Triple Quad Formula

The triple quad formula is a relation invented by Canadian-Australian geometer Norman Wildberger that explains the interaction between the quadrances between any two of three collinear points in the affine \(n\)-space \(\mathbb{A}^n\) over an arbitrary field \(\mathbb{F}\) not of characteristic \(2\).

Let an invertible \(n \times n\) matrix \(A\) define a symmetric bilinear form on \(\mathbb{V}^n\), the \(n\)-dimensional vector space associated to \(\mathbb{A}^n\), as follows:

\[ b(u,v) = u \cdot v \equiv uAv^T. \]

Here, we assume vectors in \(\mathbb{V}^n\) to be written in row form, i.e. as \(1 \times n\) matrices.

Suppose that \(A_1, A_2, A_3 \in \mathbb{A}^n\) with

\[ \begin{matrix} Q_1 \equiv Q(A_2,A_3), & Q_2 \equiv Q(A_1,A_3), & Q_3 \equiv Q(A_1,A_2). \end{matrix} \]

Then,

\[ (Q_1+Q_2+Q_3)^2 = 2\big(Q_1^2+Q_2^2+Q_3^2\big) \]

precisely when \(A_1,A_2,A_3\) are collinear.

Without loss of generality, we work in \(\mathbb{A}^1\) and let

\[ \begin{matrix} A_1 \equiv [x_1], & A_2 \equiv [x_2], & A_3 \equiv [x_3]. \end{matrix} \]
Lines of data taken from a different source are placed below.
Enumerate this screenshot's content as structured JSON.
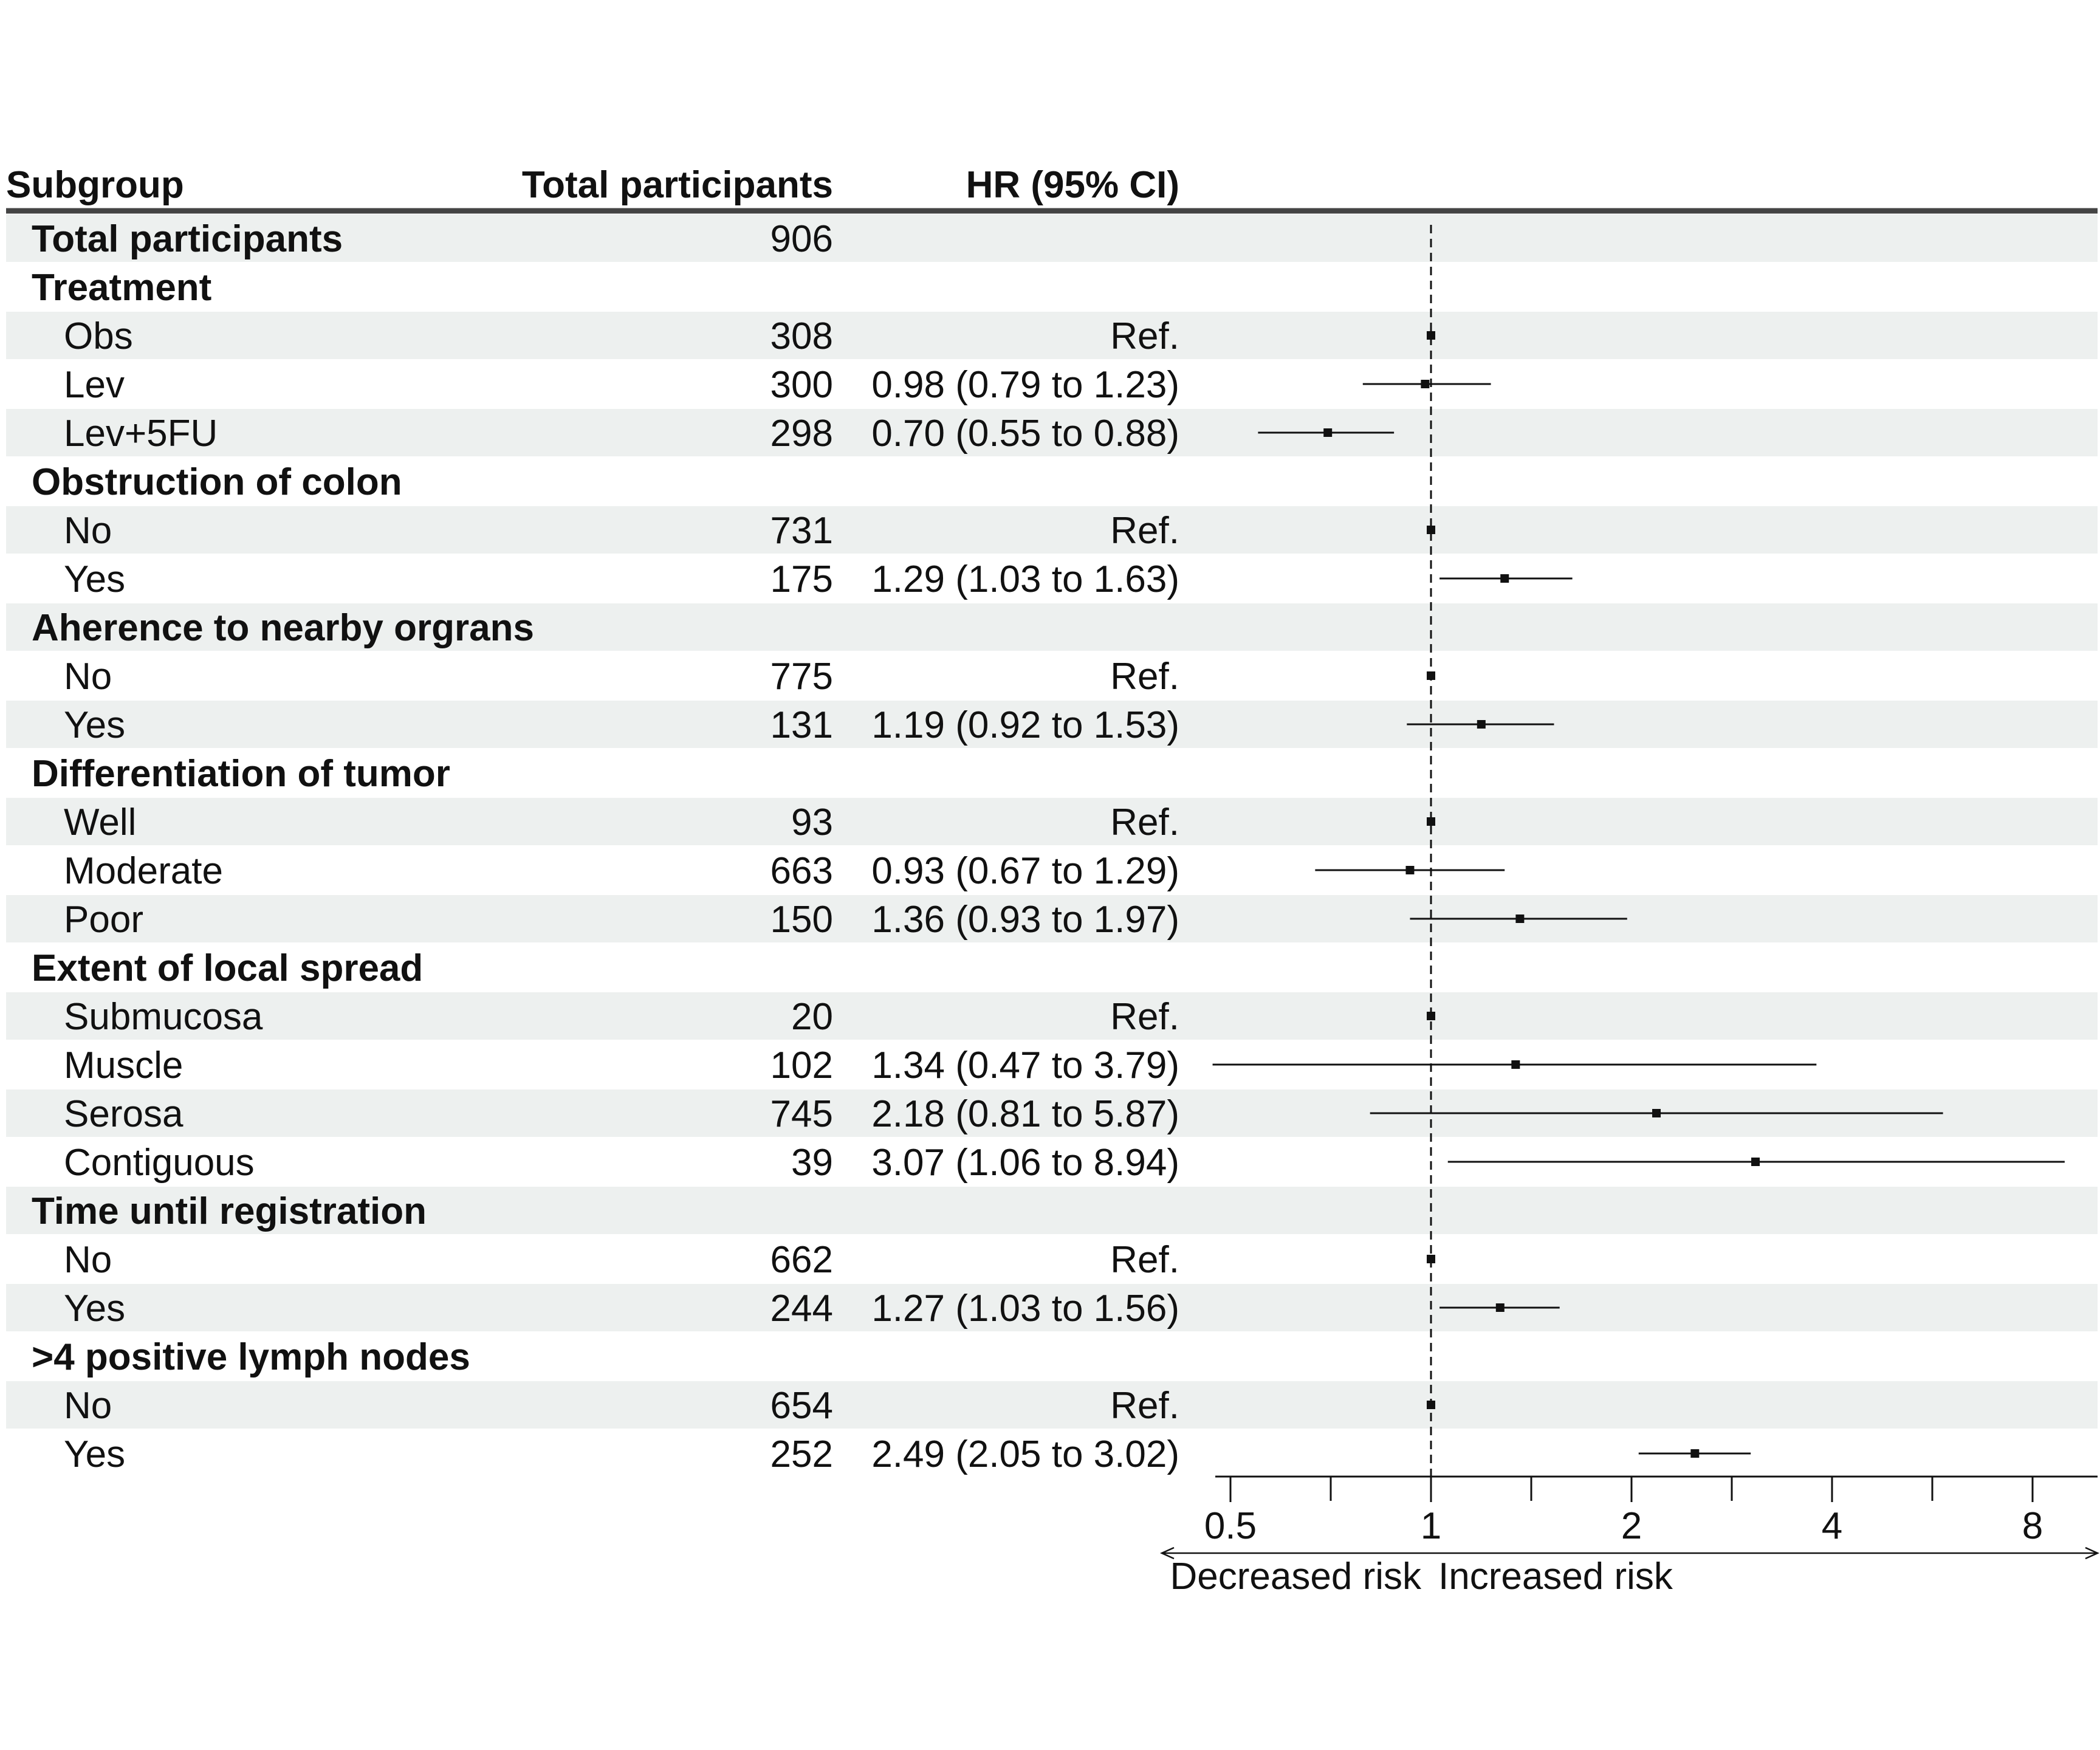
{
  "chart_data": {
    "type": "forest",
    "columns": {
      "subgroup": "Subgroup",
      "total": "Total participants",
      "hr": "HR (95% CI)"
    },
    "rows": [
      {
        "label": "Total participants",
        "kind": "group",
        "n": "906",
        "hr_text": "",
        "hr": null,
        "lo": null,
        "hi": null
      },
      {
        "label": "Treatment",
        "kind": "group",
        "n": "",
        "hr_text": "",
        "hr": null,
        "lo": null,
        "hi": null
      },
      {
        "label": "Obs",
        "kind": "sub",
        "n": "308",
        "hr_text": "Ref.",
        "hr": 1,
        "lo": null,
        "hi": null
      },
      {
        "label": "Lev",
        "kind": "sub",
        "n": "300",
        "hr_text": "0.98 (0.79 to 1.23)",
        "hr": 0.98,
        "lo": 0.79,
        "hi": 1.23
      },
      {
        "label": "Lev+5FU",
        "kind": "sub",
        "n": "298",
        "hr_text": "0.70 (0.55 to 0.88)",
        "hr": 0.7,
        "lo": 0.55,
        "hi": 0.88
      },
      {
        "label": "Obstruction of colon",
        "kind": "group",
        "n": "",
        "hr_text": "",
        "hr": null,
        "lo": null,
        "hi": null
      },
      {
        "label": "No",
        "kind": "sub",
        "n": "731",
        "hr_text": "Ref.",
        "hr": 1,
        "lo": null,
        "hi": null
      },
      {
        "label": "Yes",
        "kind": "sub",
        "n": "175",
        "hr_text": "1.29 (1.03 to 1.63)",
        "hr": 1.29,
        "lo": 1.03,
        "hi": 1.63
      },
      {
        "label": "Aherence to nearby orgrans",
        "kind": "group",
        "n": "",
        "hr_text": "",
        "hr": null,
        "lo": null,
        "hi": null
      },
      {
        "label": "No",
        "kind": "sub",
        "n": "775",
        "hr_text": "Ref.",
        "hr": 1,
        "lo": null,
        "hi": null
      },
      {
        "label": "Yes",
        "kind": "sub",
        "n": "131",
        "hr_text": "1.19 (0.92 to 1.53)",
        "hr": 1.19,
        "lo": 0.92,
        "hi": 1.53
      },
      {
        "label": "Differentiation of tumor",
        "kind": "group",
        "n": "",
        "hr_text": "",
        "hr": null,
        "lo": null,
        "hi": null
      },
      {
        "label": "Well",
        "kind": "sub",
        "n": "93",
        "hr_text": "Ref.",
        "hr": 1,
        "lo": null,
        "hi": null
      },
      {
        "label": "Moderate",
        "kind": "sub",
        "n": "663",
        "hr_text": "0.93 (0.67 to 1.29)",
        "hr": 0.93,
        "lo": 0.67,
        "hi": 1.29
      },
      {
        "label": "Poor",
        "kind": "sub",
        "n": "150",
        "hr_text": "1.36 (0.93 to 1.97)",
        "hr": 1.36,
        "lo": 0.93,
        "hi": 1.97
      },
      {
        "label": "Extent of local spread",
        "kind": "group",
        "n": "",
        "hr_text": "",
        "hr": null,
        "lo": null,
        "hi": null
      },
      {
        "label": "Submucosa",
        "kind": "sub",
        "n": "20",
        "hr_text": "Ref.",
        "hr": 1,
        "lo": null,
        "hi": null
      },
      {
        "label": "Muscle",
        "kind": "sub",
        "n": "102",
        "hr_text": "1.34 (0.47 to 3.79)",
        "hr": 1.34,
        "lo": 0.47,
        "hi": 3.79
      },
      {
        "label": "Serosa",
        "kind": "sub",
        "n": "745",
        "hr_text": "2.18 (0.81 to 5.87)",
        "hr": 2.18,
        "lo": 0.81,
        "hi": 5.87
      },
      {
        "label": "Contiguous",
        "kind": "sub",
        "n": "39",
        "hr_text": "3.07 (1.06 to 8.94)",
        "hr": 3.07,
        "lo": 1.06,
        "hi": 8.94
      },
      {
        "label": "Time until registration",
        "kind": "group",
        "n": "",
        "hr_text": "",
        "hr": null,
        "lo": null,
        "hi": null
      },
      {
        "label": "No",
        "kind": "sub",
        "n": "662",
        "hr_text": "Ref.",
        "hr": 1,
        "lo": null,
        "hi": null
      },
      {
        "label": "Yes",
        "kind": "sub",
        "n": "244",
        "hr_text": "1.27 (1.03 to 1.56)",
        "hr": 1.27,
        "lo": 1.03,
        "hi": 1.56
      },
      {
        "label": ">4 positive lymph nodes",
        "kind": "group",
        "n": "",
        "hr_text": "",
        "hr": null,
        "lo": null,
        "hi": null
      },
      {
        "label": "No",
        "kind": "sub",
        "n": "654",
        "hr_text": "Ref.",
        "hr": 1,
        "lo": null,
        "hi": null
      },
      {
        "label": "Yes",
        "kind": "sub",
        "n": "252",
        "hr_text": "2.49 (2.05 to 3.02)",
        "hr": 2.49,
        "lo": 2.05,
        "hi": 3.02
      }
    ],
    "x_axis": {
      "scale": "log2",
      "range": [
        0.5,
        8
      ],
      "major_ticks": [
        0.5,
        1,
        2,
        4,
        8
      ],
      "minor_ticks": [
        0.7071,
        1.4142,
        2.8284,
        5.6569
      ],
      "reference_line": 1,
      "label_left": "Decreased risk",
      "label_right": "Increased risk"
    },
    "colors": {
      "band": "#edf0ef",
      "text": "#111111",
      "line": "#111111",
      "header_rule": "#444444"
    }
  }
}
Suppose the matrix \(A = \begin{pmatrix} a \end{pmatrix}\) defines a symmetric bilinear form on \(\mathbb{V}^1\) as defined previously, so that

\[ \begin{matrix} Q_1 = a(x_3-x_2)^2, & Q_2 = a(x_3-x_1)^2, & Q_3 = a(x_2-x_1)^2. \end{matrix} \]

We then have that

\[ \begin{split} (Q_1+Q_2+Q_3)^2 &= a^2\left((x_2-x_1)^2+(x_3-x_1)^2+(x_3-x_2)^2\right)^2 \\ &= 4a^2(x_1^2+x_2^2+x_3^2-x_1x_2-x_1x_3-x_2x_3)^2 \end{split} \]

and

\[ \begin{split} 2\left(Q_1^2+Q_2^2+Q_3^2\right) &= 2a^2\left((x_2-x_1)^4+(x_3-x_1)^4+(x_3-x_2)^4\right) \\ &= 4a^2\left(x_1^2+x_2^2+x_3^2-x_1x_2-x_1x_3-x_2x_3\right)^2. \end{split} \]

Since the two are equal, our desired result is obtained. \(_\square\)

Suppose we are working in \(n\)-dimensional Euclidean space \(\mathbb{E}^n\) (affine space with Euclidean bilinear form) over the rational number field \(\mathbb{Q}\), and let \(Q_1 = 4\) and \(Q_2 = 9\). Then, substituting these quantities into the triple quad formula gives

\[(13+Q_3)^2 = 2\big(97+Q_3^2\big),\]

which simplifies to the following quadratic equation:

\[Q_3^2 - 26Q_3 + 25 = 0.\]

Factorising the left side into \((Q_3-1)(Q_3-25)\), we have that \(Q_3=1\) or \(Q_3=25\). This agrees with our usual notions of "lengths" in Euclidean space.